I do not remember the older children having tests in kindergarten. Now they have tests at least monthly in math, reading, social studies and science. The tests are multiple choice so that they can practice filling in little bubbles to be ready for the Maryland State Assessment in three years. For this week's math worksheet, they were required to cut and paste the days of the week in order (acceptable to me) and then explain how they knew their answer was correct (what are they supposed to write for that?).

This year's kindergartners were starting to write sentences by the second month. They started with a simple "I see" and quickly moved up to things such as, "I go to school." They are expected to learn a new sentence each week and write it with a capital letter at the beginning, correct letter formation and spelling, spacing between the words, and a period at the end. Is this really essential for kindergarten?
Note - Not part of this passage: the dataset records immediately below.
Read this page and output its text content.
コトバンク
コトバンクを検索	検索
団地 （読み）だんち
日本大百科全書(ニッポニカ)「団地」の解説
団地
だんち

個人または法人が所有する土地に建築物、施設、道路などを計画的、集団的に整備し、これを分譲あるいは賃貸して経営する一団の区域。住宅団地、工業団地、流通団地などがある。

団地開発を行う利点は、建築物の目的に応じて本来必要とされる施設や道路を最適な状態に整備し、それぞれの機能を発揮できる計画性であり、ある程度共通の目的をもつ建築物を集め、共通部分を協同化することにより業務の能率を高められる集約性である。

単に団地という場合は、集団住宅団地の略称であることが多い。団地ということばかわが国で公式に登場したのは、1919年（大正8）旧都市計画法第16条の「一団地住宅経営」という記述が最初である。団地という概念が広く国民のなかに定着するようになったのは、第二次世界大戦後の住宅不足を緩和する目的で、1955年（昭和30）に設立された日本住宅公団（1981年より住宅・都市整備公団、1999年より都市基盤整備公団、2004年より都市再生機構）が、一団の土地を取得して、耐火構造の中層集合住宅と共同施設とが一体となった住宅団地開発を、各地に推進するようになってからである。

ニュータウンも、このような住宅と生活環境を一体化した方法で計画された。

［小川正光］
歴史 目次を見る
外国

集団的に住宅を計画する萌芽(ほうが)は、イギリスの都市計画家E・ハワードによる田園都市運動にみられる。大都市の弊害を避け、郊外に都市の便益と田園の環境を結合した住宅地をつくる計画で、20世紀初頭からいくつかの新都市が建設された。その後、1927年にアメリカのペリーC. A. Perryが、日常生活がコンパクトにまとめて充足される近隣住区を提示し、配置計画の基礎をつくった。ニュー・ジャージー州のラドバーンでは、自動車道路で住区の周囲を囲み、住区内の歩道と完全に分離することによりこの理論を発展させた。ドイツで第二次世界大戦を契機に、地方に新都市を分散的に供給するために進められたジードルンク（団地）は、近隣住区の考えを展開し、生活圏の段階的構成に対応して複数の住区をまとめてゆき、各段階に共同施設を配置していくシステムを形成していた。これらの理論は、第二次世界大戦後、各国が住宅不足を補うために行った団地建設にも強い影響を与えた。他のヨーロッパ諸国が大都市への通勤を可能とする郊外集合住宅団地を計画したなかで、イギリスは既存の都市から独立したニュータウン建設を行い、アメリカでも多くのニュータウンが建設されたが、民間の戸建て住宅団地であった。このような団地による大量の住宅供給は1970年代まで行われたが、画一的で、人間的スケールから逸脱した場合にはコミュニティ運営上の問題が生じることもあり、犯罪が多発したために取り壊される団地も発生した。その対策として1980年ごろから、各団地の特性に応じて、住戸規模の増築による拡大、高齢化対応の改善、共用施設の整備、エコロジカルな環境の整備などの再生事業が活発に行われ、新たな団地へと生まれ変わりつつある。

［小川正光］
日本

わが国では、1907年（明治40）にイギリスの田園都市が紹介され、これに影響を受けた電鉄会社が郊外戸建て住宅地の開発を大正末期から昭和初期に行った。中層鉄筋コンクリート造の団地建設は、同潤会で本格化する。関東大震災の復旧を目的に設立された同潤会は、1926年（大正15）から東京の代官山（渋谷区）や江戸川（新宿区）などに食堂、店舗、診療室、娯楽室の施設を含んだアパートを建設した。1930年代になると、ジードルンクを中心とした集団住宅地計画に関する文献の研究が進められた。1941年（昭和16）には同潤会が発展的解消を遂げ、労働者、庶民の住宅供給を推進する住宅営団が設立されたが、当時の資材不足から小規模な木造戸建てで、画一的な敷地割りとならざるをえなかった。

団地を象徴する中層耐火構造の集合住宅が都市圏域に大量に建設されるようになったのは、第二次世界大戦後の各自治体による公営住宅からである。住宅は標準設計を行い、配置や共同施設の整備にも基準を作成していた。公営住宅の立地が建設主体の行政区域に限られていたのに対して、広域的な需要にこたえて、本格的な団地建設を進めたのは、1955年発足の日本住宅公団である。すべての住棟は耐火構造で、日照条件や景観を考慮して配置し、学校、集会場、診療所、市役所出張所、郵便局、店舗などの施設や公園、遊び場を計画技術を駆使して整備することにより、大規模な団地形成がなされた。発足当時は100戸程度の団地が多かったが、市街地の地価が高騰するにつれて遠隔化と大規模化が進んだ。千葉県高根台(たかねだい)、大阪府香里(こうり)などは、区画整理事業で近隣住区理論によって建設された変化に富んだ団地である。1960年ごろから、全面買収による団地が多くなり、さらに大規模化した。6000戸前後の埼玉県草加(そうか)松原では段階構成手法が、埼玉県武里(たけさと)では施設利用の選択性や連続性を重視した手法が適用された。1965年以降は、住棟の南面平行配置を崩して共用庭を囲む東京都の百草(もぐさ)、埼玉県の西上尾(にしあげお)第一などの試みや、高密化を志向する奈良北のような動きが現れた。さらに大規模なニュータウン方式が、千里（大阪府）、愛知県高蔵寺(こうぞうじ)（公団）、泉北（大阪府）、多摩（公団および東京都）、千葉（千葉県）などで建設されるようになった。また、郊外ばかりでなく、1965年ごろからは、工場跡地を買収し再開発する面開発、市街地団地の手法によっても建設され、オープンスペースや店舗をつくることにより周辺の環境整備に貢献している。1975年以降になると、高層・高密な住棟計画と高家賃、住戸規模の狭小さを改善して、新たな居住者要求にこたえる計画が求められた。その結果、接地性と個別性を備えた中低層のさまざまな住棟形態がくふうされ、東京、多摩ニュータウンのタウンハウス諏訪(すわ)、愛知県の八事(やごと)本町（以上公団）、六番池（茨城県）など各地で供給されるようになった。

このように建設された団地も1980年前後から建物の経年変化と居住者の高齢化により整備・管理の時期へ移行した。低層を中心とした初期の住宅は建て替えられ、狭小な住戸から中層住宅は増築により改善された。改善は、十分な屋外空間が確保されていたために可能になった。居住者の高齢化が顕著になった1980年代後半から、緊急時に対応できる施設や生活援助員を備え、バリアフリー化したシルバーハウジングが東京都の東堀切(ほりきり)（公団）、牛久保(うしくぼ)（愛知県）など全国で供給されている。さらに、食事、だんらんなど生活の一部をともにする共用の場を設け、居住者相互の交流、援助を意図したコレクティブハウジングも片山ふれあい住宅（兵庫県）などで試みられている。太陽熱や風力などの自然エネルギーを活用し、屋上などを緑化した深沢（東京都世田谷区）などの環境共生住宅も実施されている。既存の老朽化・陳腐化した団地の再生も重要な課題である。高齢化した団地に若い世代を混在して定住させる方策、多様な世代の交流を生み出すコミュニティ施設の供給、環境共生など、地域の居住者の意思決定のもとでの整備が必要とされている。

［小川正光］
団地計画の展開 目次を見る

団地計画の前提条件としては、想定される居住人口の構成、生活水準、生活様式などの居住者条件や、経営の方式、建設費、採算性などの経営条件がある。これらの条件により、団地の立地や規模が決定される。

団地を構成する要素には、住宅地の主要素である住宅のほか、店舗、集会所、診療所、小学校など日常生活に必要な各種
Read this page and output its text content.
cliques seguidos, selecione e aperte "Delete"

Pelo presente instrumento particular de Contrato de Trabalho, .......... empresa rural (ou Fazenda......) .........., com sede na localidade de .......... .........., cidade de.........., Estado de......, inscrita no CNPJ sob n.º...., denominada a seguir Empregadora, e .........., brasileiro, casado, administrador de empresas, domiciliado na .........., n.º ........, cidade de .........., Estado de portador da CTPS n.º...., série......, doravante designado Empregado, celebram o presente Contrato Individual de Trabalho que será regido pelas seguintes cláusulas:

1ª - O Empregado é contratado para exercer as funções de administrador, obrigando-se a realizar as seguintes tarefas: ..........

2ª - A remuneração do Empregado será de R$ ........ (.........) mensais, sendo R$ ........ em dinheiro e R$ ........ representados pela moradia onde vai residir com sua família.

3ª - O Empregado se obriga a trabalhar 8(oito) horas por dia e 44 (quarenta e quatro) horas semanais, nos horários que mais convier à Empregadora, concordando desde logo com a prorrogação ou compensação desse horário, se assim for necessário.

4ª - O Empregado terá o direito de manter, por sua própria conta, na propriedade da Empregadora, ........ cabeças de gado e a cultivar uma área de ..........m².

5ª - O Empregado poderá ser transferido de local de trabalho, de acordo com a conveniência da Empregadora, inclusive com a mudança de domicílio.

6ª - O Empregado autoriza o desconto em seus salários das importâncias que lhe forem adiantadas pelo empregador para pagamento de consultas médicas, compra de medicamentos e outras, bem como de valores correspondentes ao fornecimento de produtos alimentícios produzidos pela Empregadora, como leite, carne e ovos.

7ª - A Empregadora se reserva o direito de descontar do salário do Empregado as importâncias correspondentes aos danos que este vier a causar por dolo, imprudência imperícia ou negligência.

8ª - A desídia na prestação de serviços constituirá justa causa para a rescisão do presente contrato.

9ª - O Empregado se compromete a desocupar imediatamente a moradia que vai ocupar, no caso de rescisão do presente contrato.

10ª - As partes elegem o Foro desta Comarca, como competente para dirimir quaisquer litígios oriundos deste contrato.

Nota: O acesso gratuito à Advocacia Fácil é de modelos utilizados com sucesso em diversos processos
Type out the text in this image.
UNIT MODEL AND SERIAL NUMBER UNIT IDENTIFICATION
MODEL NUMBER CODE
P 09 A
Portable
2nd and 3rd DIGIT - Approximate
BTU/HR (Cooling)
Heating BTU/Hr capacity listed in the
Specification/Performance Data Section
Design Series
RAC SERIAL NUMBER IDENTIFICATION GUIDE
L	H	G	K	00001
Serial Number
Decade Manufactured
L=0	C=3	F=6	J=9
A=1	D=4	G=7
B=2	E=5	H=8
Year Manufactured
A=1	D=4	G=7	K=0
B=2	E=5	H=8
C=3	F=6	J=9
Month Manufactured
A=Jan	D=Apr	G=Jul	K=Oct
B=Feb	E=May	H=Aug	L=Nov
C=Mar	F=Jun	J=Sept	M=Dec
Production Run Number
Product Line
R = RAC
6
Four years ago, kindergartners took a rest time for the first half of the year. Now, even the pre-K at our school isn't allowed a rest time. One of my daughters copes well with the long day. The other, who was in Head Start last year (where they had a full hour of rest each afternoon), is tired, cranky and overstimulated.

Both of my daughters' teachers are wonderful and try to work in some fun within the tight constraints of the curriculum. One of the teachers has told me that the kindergarten curriculum is what used to be the first-grade curriculum. What evidence do we have that this pushing is beneficial to the children? While some of the children can handle the pressure well, others cannot. One of my daughters has mastered her kindergarten reading and moved on to first-grade words. The other one struggles to keep up and hates school.

You asked [Jan. 29 column] whether there has been a change in kindergarten, and whether it is hurting our kids. I would answer yes on both counts.